What makes this work is that it's easy to run one or all unit tests
automatically.

> Writing unit tests to make sure that a bug which was reported in the wild 
> does not recur is useful, but not a great advertisement for unit tests, 
> seeing they didn't prevent the bug hitting the user.  You post wasn't about 
> that, but a lot of the other unit test mentions here are.

Correct.  My post was about using unit tests in new ways.

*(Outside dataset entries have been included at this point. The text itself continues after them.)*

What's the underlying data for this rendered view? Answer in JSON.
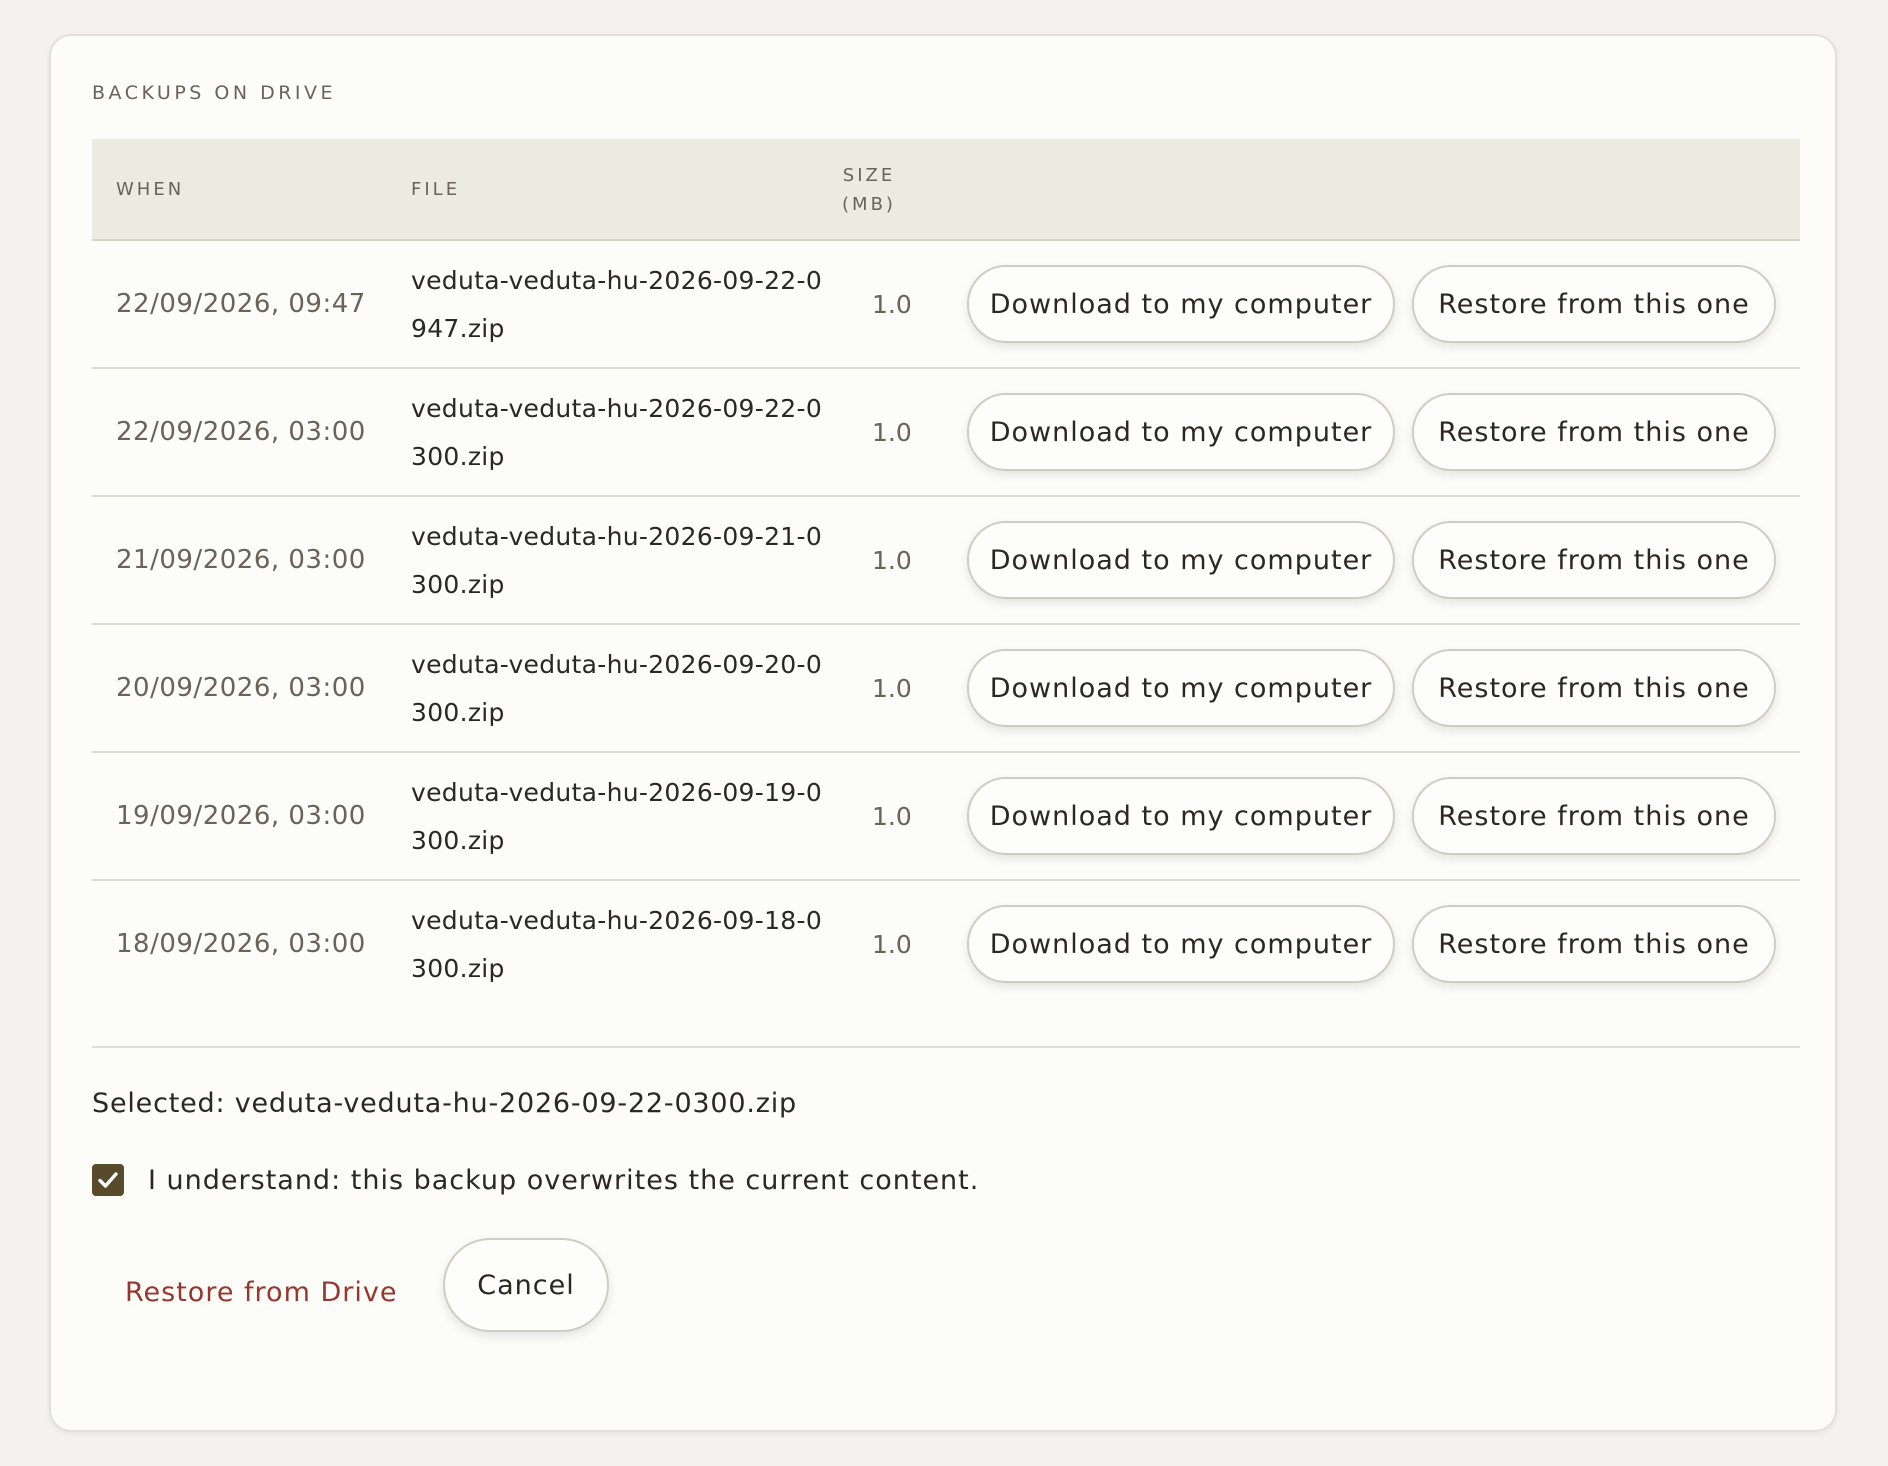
{
  "section_title": "BACKUPS ON DRIVE",
  "table": {
    "headers": {
      "when": "WHEN",
      "file": "FILE",
      "size_line1": "SIZE",
      "size_line2": "(MB)"
    },
    "rows": [
      {
        "when": "22/09/2026, 09:47",
        "file": "veduta-veduta-hu-2026-09-22-0947.zip",
        "size": "1.0",
        "download_label": "Download to my computer",
        "restore_label": "Restore from this one"
      },
      {
        "when": "22/09/2026, 03:00",
        "file": "veduta-veduta-hu-2026-09-22-0300.zip",
        "size": "1.0",
        "download_label": "Download to my computer",
        "restore_label": "Restore from this one"
      },
      {
        "when": "21/09/2026, 03:00",
        "file": "veduta-veduta-hu-2026-09-21-0300.zip",
        "size": "1.0",
        "download_label": "Download to my computer",
        "restore_label": "Restore from this one"
      },
      {
        "when": "20/09/2026, 03:00",
        "file": "veduta-veduta-hu-2026-09-20-0300.zip",
        "size": "1.0",
        "download_label": "Download to my computer",
        "restore_label": "Restore from this one"
      },
      {
        "when": "19/09/2026, 03:00",
        "file": "veduta-veduta-hu-2026-09-19-0300.zip",
        "size": "1.0",
        "download_label": "Download to my computer",
        "restore_label": "Restore from this one"
      },
      {
        "when": "18/09/2026, 03:00",
        "file": "veduta-veduta-hu-2026-09-18-0300.zip",
        "size": "1.0",
        "download_label": "Download to my computer",
        "restore_label": "Restore from this one"
      }
    ]
  },
  "selected_text": "Selected: veduta-veduta-hu-2026-09-22-0300.zip",
  "confirm": {
    "checked": true,
    "label": "I understand: this backup overwrites the current content."
  },
  "footer": {
    "restore_drive_label": "Restore from Drive",
    "cancel_label": "Cancel"
  },
  "colors": {
    "accent_danger": "#96362c",
    "checkbox_fill": "#5a4a2c",
    "header_bg": "#ecebe2"
  },
  "icons": {
    "checkbox": "check-icon"
  }
}
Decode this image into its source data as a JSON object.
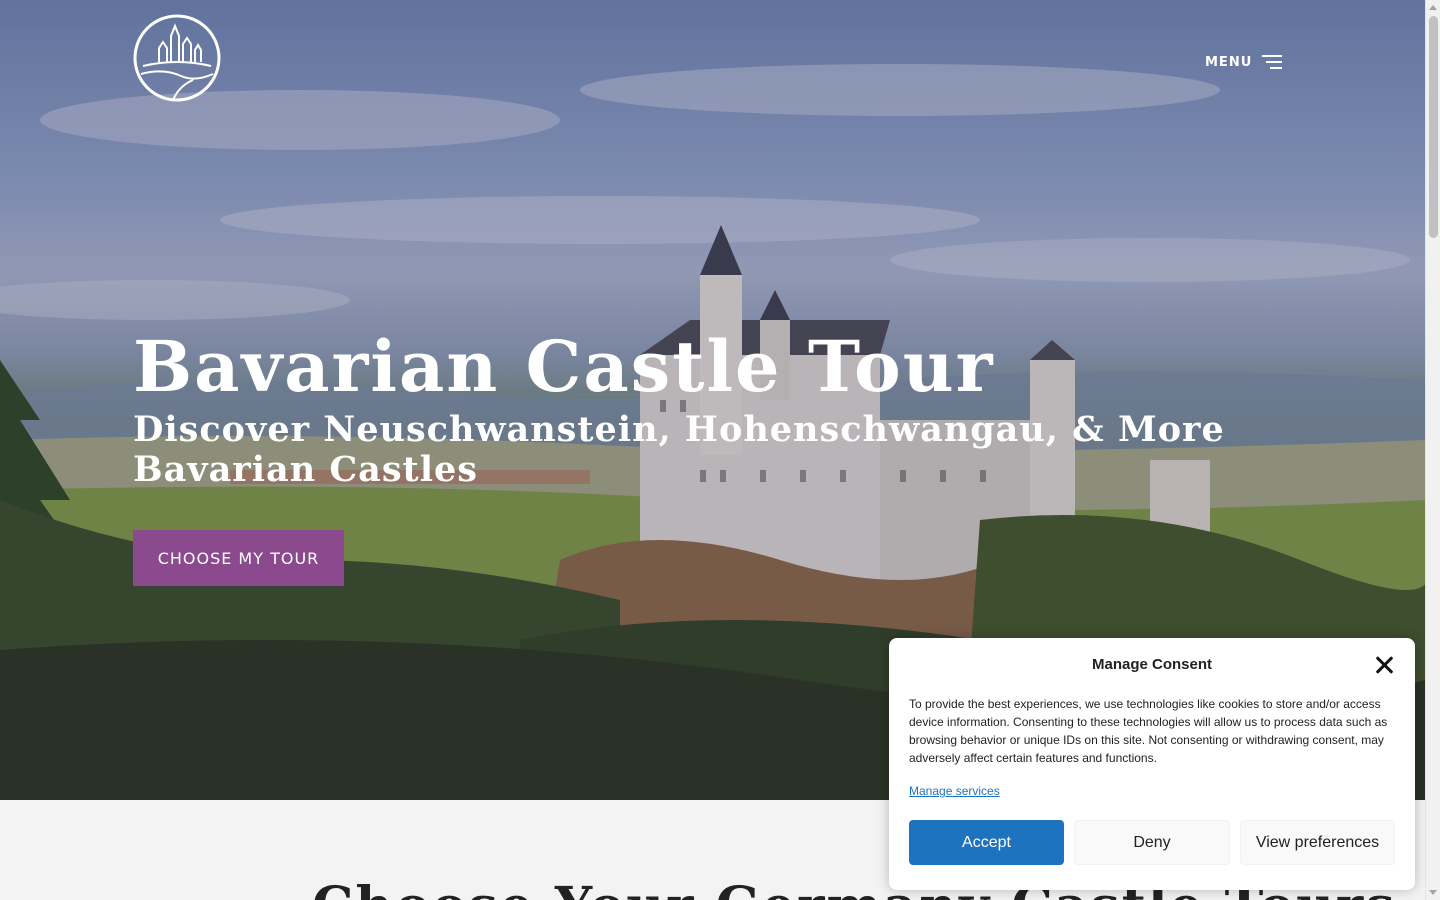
{
  "header": {
    "menu_label": "MENU"
  },
  "hero": {
    "title": "Bavarian Castle Tour",
    "subtitle": "Discover Neuschwanstein, Hohenschwangau, & More Bavarian Castles",
    "cta_label": "CHOOSE MY TOUR"
  },
  "section": {
    "title": "Choose Your Germany Castle Tours"
  },
  "consent": {
    "title": "Manage Consent",
    "text": "To provide the best experiences, we use technologies like cookies to store and/or access device information. Consenting to these technologies will allow us to process data such as browsing behavior or unique IDs on this site. Not consenting or withdrawing consent, may adversely affect certain features and functions.",
    "manage_services_label": "Manage services",
    "accept_label": "Accept",
    "deny_label": "Deny",
    "preferences_label": "View preferences"
  },
  "colors": {
    "cta": "#8a4a8d",
    "accept": "#1e73be",
    "link": "#1e73be"
  },
  "icons": {
    "logo": "castle-logo-icon",
    "menu": "hamburger-icon",
    "close": "close-icon"
  }
}
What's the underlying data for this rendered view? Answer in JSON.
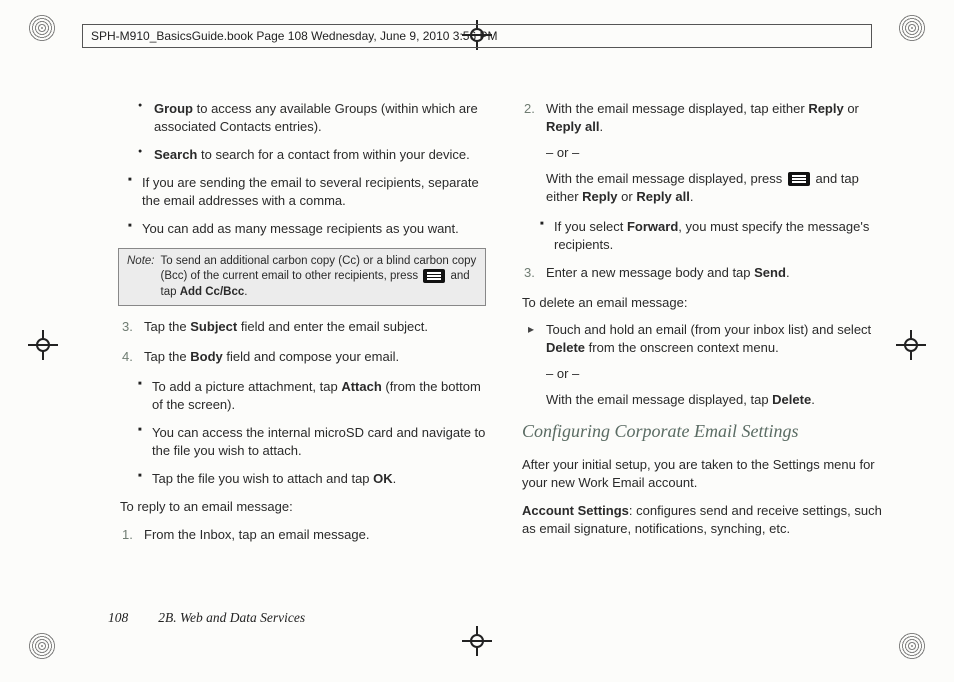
{
  "header": {
    "text": "SPH-M910_BasicsGuide.book  Page 108  Wednesday, June 9, 2010  3:56 PM"
  },
  "left": {
    "bullets": [
      {
        "bold": "Group",
        "rest": " to access any available Groups (within which are associated Contacts entries)."
      },
      {
        "bold": "Search",
        "rest": " to search for a contact from within your device."
      }
    ],
    "squares1": [
      "If you are sending the email to several recipients, separate the email addresses with a comma.",
      "You can add as many message recipients as you want."
    ],
    "note": {
      "label": "Note:",
      "body_a": "To send an additional carbon copy (Cc) or a blind carbon copy (Bcc) of the current email to other recipients, press ",
      "body_b": " and tap ",
      "bold": "Add Cc/Bcc",
      "body_c": "."
    },
    "steps": [
      {
        "n": "3.",
        "pre": "Tap the ",
        "bold": "Subject",
        "post": " field and enter the email subject."
      },
      {
        "n": "4.",
        "pre": "Tap the ",
        "bold": "Body",
        "post": " field and compose your email."
      }
    ],
    "squares2": [
      {
        "pre": "To add a picture attachment, tap ",
        "bold": "Attach",
        "post": " (from the bottom of the screen)."
      },
      {
        "pre": "You can access the internal microSD card and navigate to the file you wish to attach.",
        "bold": "",
        "post": ""
      },
      {
        "pre": "Tap the file you wish to attach and tap ",
        "bold": "OK",
        "post": "."
      }
    ],
    "lead1": "To reply to an email message:",
    "reply_steps": [
      {
        "n": "1.",
        "text": "From the Inbox, tap an email message."
      }
    ]
  },
  "right": {
    "step2": {
      "n": "2.",
      "line1_a": "With the email message displayed, tap either ",
      "line1_b1": "Reply",
      "line1_mid": " or ",
      "line1_b2": "Reply all",
      "line1_end": ".",
      "or": "– or –",
      "line2_a": "With the email message displayed, press ",
      "line2_b": " and tap either ",
      "line2_b1": "Reply",
      "line2_mid": " or ",
      "line2_b2": "Reply all",
      "line2_end": "."
    },
    "sq_forward": {
      "pre": "If you select ",
      "bold": "Forward",
      "post": ", you must specify the message's recipients."
    },
    "step3": {
      "n": "3.",
      "pre": "Enter a new message body and tap ",
      "bold": "Send",
      "post": "."
    },
    "lead_delete": "To delete an email message:",
    "arrow": {
      "a": "Touch and hold an email (from your inbox list) and select ",
      "b1": "Delete",
      "c": " from the onscreen context menu.",
      "or": "– or –",
      "d": "With the email message displayed, tap ",
      "b2": "Delete",
      "e": "."
    },
    "h2": "Configuring Corporate Email Settings",
    "p1": "After your initial setup, you are taken to the Settings menu for your new Work Email account.",
    "p2_bold": "Account Settings",
    "p2_rest": ": configures send and receive settings, such as email signature, notifications, synching, etc."
  },
  "footer": {
    "page": "108",
    "section": "2B. Web and Data Services"
  }
}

> So basically, you want code that, given X, produces Y.  You write a test 
> which would test such a piece of code, if it existed, and then write the 
> code.  

That's unit testing.  The Aha is that you can replace your description
by:

You want a tool that given any task or design X, verifies (or helps
with) some property Y of X.

> The unit test approach has provided a probably valuable chance to think about 
> / clarify the design, and it continues to provide value by catching anything 
> that breaks the designed functionality.

True.

> I think what holds me back from using unit tests more is the difficulty in 
> writing the tests themselves (not the testing framework).  A lot of code I 
> write has some sort of server / client (web or sql server) aspect which makes 
> constructing a pretend X fiddly.  Not that it can't be done, just that it 
> takes time, and is complex enough to be bug prone itself.  And my work 
> timeframes are not conducive to giving things the time and attention they 
> need.

That's true, without the Aha.  With the Aha, the unit test becomes the
*easy* way of executing your code.  The "test" doesn't need to do
testing: it's simply there to help you in whatever way you want.  So
start by having the test help you do what you want to do quickly,
namely run your code :-)

@test
<set up and run your code>

Do you see?  Create a Leo file, put this node in the file, then do
Alt-6 to run all @test nodes externally.  There is only one @test
node, so Alt-6 "just works".  Because the tests are run externally,
they use the latest version of your code: no need to reload Leo.  It's
a *big* step forward in speed.

> When I write something with simpler inputs and outputs, like a parser for all 
> the conceivable variations on 
> postgres://foo:[email protected]:5432/dbname.schemaname.tablename then chances are 
> I would write a simple test.

Write the test or not as you please.  The @test node above will save
you time.

> And I'm not sure they help with everything.  I spent an hour last night 
> trying to work out why my generic code for comparing two databases for 
> differences (after dual entry for QA) wasn't working.  This is an example of 
> a complex X.  In the end the problem was forgetting how the record location 
> reporting function worked, and so not setting some parameters it needed.  
> I.e. it was working perfectly, I was just using it wrong.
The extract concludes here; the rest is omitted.